Her green eyes—her celebrated jade-green eyes—were hard and cold.

He laughed, a little nervously, he remembered. "That's not poetic language."

"No," she said. "But I'm not a poet. Would you prefer a girl who is, Master Shen? There are some downstairs, and in other houses. I can make suggestions, sir."

A revenge, of sorts, for his own remark a moment before. But this was about her life, too. Of course it was...

A woman smooth as jade Waiting all night above marble stairs At a rice paper window wet with autumn rain.

Tai shook his head. He remembered looking at her beside him on the low couch, wanting simply to enjoy beauty and intelligence and nearness, but wrestling with what she'd said.

He murmured, "Women have usually been better at this than men, haven't they? Pursuing these subtleties?"

"Women have no choice but to be this way if we want any kind of influence, or simply a little control of our own lives."

"That's what I meant," Tai said. He tried a smile. "Do I get credit for subtlety?"

She didn't respond to the smile. "A child can know that much. You will be, if you ever decide to study enough to pass the examinations, among grown men who use words like blades and are in mortal combat with each other for position every day and night."

And to that he remembered saying, quietly, "Men like my brother, you mean?"

She'd just looked at him.

Sprinting across the autumn grass from the shaman's grave, Tai thought about screaming a warning, then about running around the front to summon the others. He didn't do either. He couldn't have said, after, that he'd been thinking with clarity. This was an utterly remote, terrifying place.
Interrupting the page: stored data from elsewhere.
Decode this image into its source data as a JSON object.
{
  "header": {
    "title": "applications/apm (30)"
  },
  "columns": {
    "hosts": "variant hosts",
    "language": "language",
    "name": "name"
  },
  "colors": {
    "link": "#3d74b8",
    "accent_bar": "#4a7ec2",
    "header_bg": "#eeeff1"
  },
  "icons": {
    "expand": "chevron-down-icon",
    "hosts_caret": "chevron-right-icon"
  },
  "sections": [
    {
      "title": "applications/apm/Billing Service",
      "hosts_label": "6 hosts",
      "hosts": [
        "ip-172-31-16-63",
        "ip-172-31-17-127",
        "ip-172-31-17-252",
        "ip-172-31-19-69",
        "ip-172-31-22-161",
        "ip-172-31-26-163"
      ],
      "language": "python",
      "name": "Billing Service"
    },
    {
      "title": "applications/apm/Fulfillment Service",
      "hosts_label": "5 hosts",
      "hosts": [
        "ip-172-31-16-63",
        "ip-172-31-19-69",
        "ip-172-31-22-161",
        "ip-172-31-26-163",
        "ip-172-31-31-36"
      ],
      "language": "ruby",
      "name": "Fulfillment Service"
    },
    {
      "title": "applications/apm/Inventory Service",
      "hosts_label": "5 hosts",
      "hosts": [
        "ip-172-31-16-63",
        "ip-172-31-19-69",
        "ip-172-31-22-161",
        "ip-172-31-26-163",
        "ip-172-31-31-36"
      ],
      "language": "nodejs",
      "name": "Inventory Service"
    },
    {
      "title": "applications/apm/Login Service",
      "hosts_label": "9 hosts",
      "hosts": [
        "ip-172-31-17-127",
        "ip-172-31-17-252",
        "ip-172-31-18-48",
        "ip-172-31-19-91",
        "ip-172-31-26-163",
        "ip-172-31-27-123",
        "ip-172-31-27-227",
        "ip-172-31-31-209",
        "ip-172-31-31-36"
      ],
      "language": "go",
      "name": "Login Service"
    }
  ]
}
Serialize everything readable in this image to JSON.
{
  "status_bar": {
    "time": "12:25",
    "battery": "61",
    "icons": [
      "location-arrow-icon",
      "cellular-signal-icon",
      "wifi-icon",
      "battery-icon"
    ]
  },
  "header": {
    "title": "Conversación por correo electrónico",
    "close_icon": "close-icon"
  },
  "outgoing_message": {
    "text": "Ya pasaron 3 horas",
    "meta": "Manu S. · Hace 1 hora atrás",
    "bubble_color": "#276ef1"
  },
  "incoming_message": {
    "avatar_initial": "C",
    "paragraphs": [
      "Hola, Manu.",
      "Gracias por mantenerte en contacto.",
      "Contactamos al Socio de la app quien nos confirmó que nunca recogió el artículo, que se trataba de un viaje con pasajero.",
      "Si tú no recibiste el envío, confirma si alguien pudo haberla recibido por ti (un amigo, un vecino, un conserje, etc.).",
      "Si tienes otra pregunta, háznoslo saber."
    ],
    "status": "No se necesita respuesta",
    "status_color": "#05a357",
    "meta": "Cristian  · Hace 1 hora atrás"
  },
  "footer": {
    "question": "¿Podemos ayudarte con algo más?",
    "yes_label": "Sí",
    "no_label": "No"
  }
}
He'd unearthed a murder, and he was very young.

Those truths didn't entirely address why he broke into the cabin alone.

When pressed—and he was, by his officers later—he'd say that if they were going to save Meshag, which was their reason for being where they were, it was unlikely to happen if he alerted those inside by shouting, and he didn't think he had enough time to go around the front.
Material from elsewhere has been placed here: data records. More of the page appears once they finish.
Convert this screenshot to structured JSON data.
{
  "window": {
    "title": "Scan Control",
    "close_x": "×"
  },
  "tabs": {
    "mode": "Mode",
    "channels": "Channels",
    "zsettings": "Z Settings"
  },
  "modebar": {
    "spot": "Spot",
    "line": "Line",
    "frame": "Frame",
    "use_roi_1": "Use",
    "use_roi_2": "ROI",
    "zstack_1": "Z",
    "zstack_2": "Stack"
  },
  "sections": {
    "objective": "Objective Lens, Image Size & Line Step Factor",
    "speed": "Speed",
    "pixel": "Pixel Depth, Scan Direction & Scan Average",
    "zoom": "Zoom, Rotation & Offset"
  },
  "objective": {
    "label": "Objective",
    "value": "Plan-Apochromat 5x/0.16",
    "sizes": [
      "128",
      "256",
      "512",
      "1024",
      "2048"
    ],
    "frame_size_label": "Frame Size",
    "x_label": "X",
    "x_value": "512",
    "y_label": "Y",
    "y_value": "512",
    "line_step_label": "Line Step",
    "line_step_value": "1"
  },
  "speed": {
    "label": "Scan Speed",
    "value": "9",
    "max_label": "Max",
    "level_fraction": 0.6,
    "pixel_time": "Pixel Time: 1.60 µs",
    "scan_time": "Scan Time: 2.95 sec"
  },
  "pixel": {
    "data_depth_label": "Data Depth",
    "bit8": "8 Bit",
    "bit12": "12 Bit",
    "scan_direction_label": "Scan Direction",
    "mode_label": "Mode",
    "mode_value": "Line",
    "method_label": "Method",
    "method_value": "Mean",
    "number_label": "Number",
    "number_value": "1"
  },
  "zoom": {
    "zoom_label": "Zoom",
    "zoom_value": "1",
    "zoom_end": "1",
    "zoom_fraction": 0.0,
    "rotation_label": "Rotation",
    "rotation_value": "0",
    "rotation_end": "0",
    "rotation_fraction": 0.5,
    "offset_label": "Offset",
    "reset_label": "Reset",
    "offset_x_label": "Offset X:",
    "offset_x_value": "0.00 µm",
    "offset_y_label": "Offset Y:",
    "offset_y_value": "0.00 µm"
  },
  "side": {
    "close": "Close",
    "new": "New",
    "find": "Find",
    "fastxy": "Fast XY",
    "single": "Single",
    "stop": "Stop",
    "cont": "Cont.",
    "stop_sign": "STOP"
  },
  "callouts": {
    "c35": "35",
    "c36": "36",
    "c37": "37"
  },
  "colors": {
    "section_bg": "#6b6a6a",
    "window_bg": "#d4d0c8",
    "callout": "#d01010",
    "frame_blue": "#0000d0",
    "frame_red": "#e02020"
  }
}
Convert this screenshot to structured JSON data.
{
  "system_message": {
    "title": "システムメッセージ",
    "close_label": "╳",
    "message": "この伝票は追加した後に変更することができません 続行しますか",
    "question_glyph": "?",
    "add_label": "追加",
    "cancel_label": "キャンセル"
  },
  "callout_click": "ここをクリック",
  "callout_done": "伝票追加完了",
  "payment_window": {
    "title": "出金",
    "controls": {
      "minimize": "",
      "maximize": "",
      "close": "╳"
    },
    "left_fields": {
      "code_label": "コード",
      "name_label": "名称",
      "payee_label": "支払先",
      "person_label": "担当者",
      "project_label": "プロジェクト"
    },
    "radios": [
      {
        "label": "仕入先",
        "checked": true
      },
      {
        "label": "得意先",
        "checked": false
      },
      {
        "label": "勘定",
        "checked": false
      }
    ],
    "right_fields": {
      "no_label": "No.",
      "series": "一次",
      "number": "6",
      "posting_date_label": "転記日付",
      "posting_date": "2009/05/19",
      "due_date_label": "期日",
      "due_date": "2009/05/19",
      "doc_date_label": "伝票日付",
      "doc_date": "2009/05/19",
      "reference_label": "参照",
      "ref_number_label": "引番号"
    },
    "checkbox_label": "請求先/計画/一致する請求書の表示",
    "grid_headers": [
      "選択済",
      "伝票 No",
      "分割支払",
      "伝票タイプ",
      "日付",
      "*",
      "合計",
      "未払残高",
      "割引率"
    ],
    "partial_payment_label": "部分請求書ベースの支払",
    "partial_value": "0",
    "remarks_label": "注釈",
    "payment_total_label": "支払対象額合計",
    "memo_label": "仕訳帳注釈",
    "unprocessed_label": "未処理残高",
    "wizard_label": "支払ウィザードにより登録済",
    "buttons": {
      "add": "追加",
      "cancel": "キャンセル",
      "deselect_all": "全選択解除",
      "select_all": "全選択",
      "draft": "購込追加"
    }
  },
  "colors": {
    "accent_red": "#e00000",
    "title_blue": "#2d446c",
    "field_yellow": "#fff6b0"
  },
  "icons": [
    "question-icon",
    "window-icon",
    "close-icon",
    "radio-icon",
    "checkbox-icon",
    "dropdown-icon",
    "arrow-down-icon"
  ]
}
It sounded true. It was true, if you considered it. He didn't remember considering anything at the time, however. You could say his instincts had been at work. Tai didn't have any idea if that was so.

His sword was on his saddle, so was his bow. There was a shovel leaning against the back cabin wall. He had a fair guess by then how that had been used.

Without pausing to think, plan, to do anything coherent at all, he seized it, grabbed the door latch, and pushed, with no idea what he'd find, what he would actually do in there.

Or what they were doing, whoever these people were who had killed the shaman, buried her in earth to deny her soul access to the sky, and deceived them out in front.

It wasn't locked, the back door. He stepped inside.

It was dark in the cabin. It had been very bright outdoors, he was nearly blind. He stopped. And just made out the shape of someone turning towards him from within the room.